Following the moments of political effervescence experienced in the processes of democratisation, or of transition from authoritarian to democratic regimes numerous countries in Latin America, Africa, Asia and Europe have passed through this situation in the last two decades; there is a loss of the democratic impetus that usually results in a certain distancing from the political contest, to a relative decline in hope and to disillusionment.
The centres of political identification that correspond to the nation-State are being eroded both by the attrition of their everyday workings and their imperfections, and by the existence of other symbolic universes with a local or global character that enter into competition with it, reducing its capacity for symbolic mobilisation.

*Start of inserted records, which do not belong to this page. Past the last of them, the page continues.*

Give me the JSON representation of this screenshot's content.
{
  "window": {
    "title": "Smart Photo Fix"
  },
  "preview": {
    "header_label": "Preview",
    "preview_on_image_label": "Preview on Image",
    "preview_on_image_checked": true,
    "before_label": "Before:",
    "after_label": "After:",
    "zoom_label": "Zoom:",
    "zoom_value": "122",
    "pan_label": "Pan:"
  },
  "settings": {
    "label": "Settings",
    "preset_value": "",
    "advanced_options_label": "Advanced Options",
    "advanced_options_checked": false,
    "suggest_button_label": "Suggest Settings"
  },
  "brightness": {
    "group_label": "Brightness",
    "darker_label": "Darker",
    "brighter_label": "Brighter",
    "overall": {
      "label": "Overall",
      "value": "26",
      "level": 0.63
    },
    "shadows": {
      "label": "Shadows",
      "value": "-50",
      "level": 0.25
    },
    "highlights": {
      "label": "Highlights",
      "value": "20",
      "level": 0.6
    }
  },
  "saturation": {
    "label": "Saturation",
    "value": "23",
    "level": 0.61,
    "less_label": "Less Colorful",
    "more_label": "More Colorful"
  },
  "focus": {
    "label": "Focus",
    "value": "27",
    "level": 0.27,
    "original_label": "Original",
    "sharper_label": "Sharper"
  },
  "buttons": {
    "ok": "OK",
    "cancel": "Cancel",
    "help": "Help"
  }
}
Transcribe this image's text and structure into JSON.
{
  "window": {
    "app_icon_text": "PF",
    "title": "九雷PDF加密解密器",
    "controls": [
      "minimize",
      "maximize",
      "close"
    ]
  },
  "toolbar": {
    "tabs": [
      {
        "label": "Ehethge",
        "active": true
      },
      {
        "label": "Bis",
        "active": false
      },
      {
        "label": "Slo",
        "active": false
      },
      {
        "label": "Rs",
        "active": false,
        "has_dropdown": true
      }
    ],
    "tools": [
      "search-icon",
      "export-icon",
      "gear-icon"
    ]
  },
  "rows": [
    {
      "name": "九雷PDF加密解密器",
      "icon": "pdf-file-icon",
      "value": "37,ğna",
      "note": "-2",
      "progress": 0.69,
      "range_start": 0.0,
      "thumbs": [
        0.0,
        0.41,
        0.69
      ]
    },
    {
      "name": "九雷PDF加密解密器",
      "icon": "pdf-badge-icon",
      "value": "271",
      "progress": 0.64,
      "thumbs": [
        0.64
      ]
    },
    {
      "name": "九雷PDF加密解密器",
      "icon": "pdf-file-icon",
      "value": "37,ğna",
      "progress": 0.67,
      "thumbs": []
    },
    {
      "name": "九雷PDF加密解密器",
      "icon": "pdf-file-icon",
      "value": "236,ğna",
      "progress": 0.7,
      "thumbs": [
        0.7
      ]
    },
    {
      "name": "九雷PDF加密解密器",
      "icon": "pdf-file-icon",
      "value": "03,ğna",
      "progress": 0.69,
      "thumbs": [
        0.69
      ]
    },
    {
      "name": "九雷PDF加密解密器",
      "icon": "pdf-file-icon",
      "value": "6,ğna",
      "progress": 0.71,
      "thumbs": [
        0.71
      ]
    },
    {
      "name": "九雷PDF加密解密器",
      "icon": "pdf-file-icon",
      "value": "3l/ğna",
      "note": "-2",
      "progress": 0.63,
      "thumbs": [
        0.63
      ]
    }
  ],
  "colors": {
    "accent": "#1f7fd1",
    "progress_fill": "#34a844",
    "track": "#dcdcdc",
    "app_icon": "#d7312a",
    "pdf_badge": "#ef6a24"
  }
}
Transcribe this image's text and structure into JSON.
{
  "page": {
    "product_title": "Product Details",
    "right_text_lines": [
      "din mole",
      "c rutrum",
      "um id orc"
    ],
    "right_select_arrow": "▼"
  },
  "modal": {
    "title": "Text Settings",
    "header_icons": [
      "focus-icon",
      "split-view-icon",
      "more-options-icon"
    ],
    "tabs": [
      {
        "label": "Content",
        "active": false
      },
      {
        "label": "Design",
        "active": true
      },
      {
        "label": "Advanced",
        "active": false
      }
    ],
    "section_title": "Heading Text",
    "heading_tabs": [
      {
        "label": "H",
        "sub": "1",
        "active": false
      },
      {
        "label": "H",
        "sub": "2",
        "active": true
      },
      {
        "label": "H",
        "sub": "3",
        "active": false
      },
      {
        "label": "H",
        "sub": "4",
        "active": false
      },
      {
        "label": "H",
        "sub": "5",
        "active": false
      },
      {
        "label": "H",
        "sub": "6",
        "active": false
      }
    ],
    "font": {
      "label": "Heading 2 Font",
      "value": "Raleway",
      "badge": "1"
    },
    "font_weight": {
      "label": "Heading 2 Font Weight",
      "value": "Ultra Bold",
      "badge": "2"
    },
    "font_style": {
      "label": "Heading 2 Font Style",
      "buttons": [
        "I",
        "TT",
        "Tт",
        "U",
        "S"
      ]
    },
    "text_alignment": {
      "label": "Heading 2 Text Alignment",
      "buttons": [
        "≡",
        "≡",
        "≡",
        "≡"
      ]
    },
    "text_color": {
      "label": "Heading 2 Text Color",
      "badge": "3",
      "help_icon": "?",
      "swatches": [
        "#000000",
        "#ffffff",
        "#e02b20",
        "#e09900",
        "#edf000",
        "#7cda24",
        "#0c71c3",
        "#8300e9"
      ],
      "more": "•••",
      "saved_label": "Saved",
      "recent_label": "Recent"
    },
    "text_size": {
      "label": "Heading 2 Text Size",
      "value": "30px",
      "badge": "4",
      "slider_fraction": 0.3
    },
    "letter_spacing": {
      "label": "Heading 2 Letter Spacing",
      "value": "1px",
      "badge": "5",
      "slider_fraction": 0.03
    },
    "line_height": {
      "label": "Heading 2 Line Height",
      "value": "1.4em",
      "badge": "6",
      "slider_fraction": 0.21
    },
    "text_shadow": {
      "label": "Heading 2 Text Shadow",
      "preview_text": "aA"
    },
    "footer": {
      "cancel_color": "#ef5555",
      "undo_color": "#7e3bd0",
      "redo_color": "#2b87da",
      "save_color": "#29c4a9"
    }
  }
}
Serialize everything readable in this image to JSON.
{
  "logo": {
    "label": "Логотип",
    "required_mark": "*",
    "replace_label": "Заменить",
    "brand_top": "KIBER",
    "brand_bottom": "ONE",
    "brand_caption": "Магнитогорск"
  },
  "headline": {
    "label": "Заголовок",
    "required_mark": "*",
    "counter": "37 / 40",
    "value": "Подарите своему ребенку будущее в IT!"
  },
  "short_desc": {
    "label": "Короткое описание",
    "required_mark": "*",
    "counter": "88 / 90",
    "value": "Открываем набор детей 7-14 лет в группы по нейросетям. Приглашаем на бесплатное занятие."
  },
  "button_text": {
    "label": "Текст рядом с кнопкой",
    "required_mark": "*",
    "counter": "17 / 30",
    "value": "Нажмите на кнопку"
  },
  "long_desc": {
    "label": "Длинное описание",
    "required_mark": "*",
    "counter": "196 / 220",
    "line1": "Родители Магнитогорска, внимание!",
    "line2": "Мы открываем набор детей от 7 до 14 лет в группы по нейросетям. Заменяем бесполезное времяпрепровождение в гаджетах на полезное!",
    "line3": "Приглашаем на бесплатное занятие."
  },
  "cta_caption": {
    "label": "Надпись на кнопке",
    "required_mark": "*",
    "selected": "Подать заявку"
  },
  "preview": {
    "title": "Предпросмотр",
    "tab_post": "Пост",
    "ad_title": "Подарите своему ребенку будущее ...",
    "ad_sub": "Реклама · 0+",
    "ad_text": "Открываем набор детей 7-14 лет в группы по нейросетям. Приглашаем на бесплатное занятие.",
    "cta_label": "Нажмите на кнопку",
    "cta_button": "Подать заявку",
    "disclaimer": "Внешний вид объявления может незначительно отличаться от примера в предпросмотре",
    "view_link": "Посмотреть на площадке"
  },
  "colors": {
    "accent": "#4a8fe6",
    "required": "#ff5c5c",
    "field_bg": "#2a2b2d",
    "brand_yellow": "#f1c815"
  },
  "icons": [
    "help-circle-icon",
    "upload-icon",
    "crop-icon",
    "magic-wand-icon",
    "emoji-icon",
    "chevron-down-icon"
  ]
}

The limits of party politics have led, in the words of C. Offe, to the politicisation of a public space midway between the private sphere and institutionalised politics, giving rise to new social movements: “the new social movements try to politicise the institutions of civil society in a way that is unrestricted by the channels of bureaucratic-representative political institutions, in this way reconstituting a civil society that no longer depends on increasing regulation, control and intervention. In order to become emancipated from the State, civil society itself must become politicised […] through practices situated in a sphere that is intermediate between ‘private’ concerns and activities, on the one hand, and institutional political activities sanctioned by the State, on the other” (Offe, 1988:167).